Vanessa Armstrong, chief clerk for U.S. District for the Western District of Kentucky, confirmed Johnstone's death. His son, Frazier Johnstone, said he died in Louisville at the Forum, where he lived with his wife, Kay.

"Ed Johnstone set the standard for what the trial judge should be," said Philip Shepherd, his former law clerk who was later Natural Resources secretary and is now a Franklin Circuit Court judge. "He had a tremendous work ethic and a passion for doing the right thing."

Cleve Gambill, the former U.S. magistrate judge and federal prosecutor, said Johnstone "was a towering figure in the courthouse" and "commanded more respect than any federal judge."

Former University of Kentucky law school dean Robert Lawson said, "I have never heard one negative word about Ed Johnstone from any lawyer or judge, and I have known thousands of them."

Johnstone was best known for transforming Kentucky's once "medieval" prisons into institutions considered reasonably safe and humane, by forging the historic 1980 settlement between inmates and the state of Kentucky.

But lawyers and litigants say his greatest legacy was in treating everyone with equal respect, from bank presidents to bank robbers.

He introduced himself as "Ed" and insisted on being treated like any other citizen.
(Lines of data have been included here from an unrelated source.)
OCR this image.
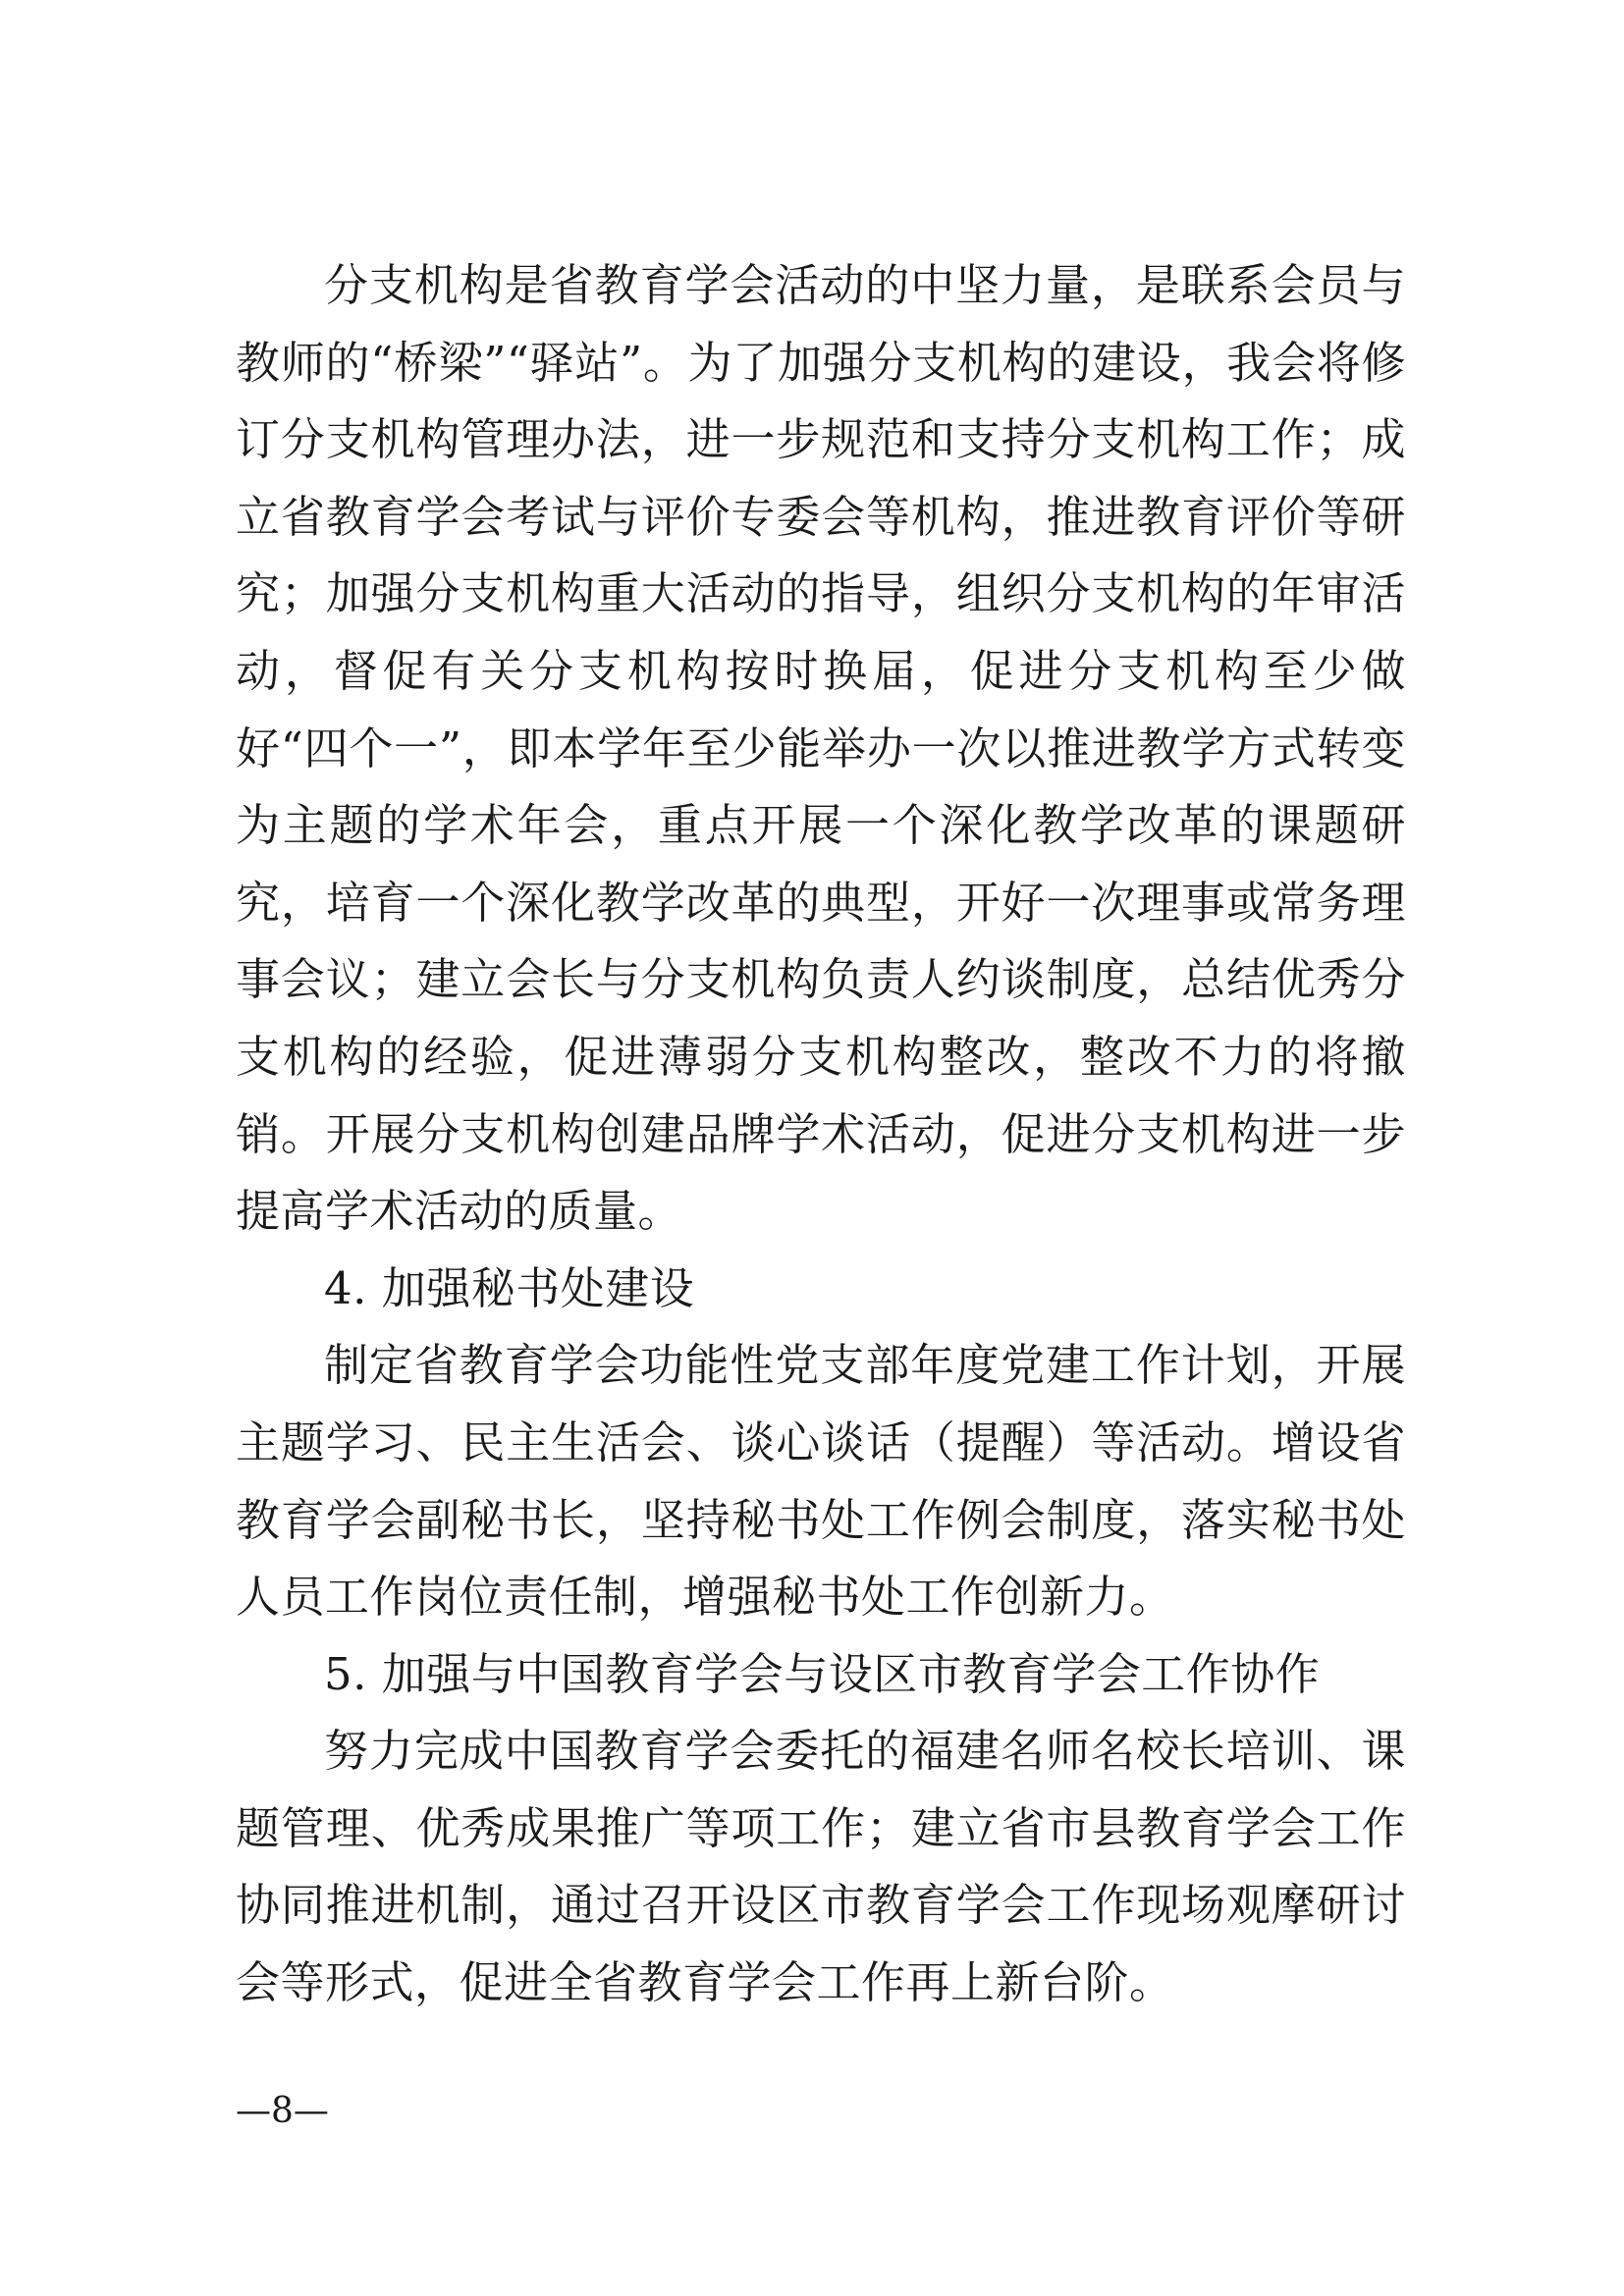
分支机构是省教育学会活动的中坚力量，是联系会员与教师的“桥梁”“驿站”。为了加强分支机构的建设，我会将修订分支机构管理办法，进一步规范和支持分支机构工作；成立省教育学会考试与评价专委会等机构，推进教育评价等研究；加强分支机构重大活动的指导，组织分支机构的年审活动，督促有关分支机构按时换届，促进分支机构至少做好“四个一”，即本学年至少能举办一次以推进教学方式转变为主题的学术年会，重点开展一个深化教学改革的课题研究，培育一个深化教学改革的典型，开好一次理事或常务理事会议；建立会长与分支机构负责人约谈制度，总结优秀分支机构的经验，促进薄弱分支机构整改，整改不力的将撤销。开展分支机构创建品牌学术活动，促进分支机构进一步提高学术活动的质量。

4. 加强秘书处建设

制定省教育学会功能性党支部年度党建工作计划，开展主题学习、民主生活会、谈心谈话（提醒）等活动。增设省教育学会副秘书长，坚持秘书处工作例会制度，落实秘书处人员工作岗位责任制，增强秘书处工作创新力。

5. 加强与中国教育学会与设区市教育学会工作协作

努力完成中国教育学会委托的福建名师名校长培训、课题管理、优秀成果推广等项工作；建立省市县教育学会工作协同推进机制，通过召开设区市教育学会工作现场观摩研讨会等形式，促进全省教育学会工作再上新台阶。

—8—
On his first day at work at the U.S. courthouse in Paducah, he ripped down the sign in the parking lot that said "Reserved for Federal Judge" and stuck it in his trunk.

He never used a gavel and held only one person in contempt, a government informant who refused to answer a question during the 1989 trial of a dozen members of the Hells Angels Motorcycle Club. Johnstone released him before he set foot in jail.

"People who respect you don't need to be coerced to make them behave," Johnstone once said.

Struggling to seat a jury as a circuit judge, Johnstone offered one prospective juror — a farmer who said he needed to be excused to cut tobacco — a deal. If the farmer would sit on his jury, Johnstone said, he would help him cut tobacco.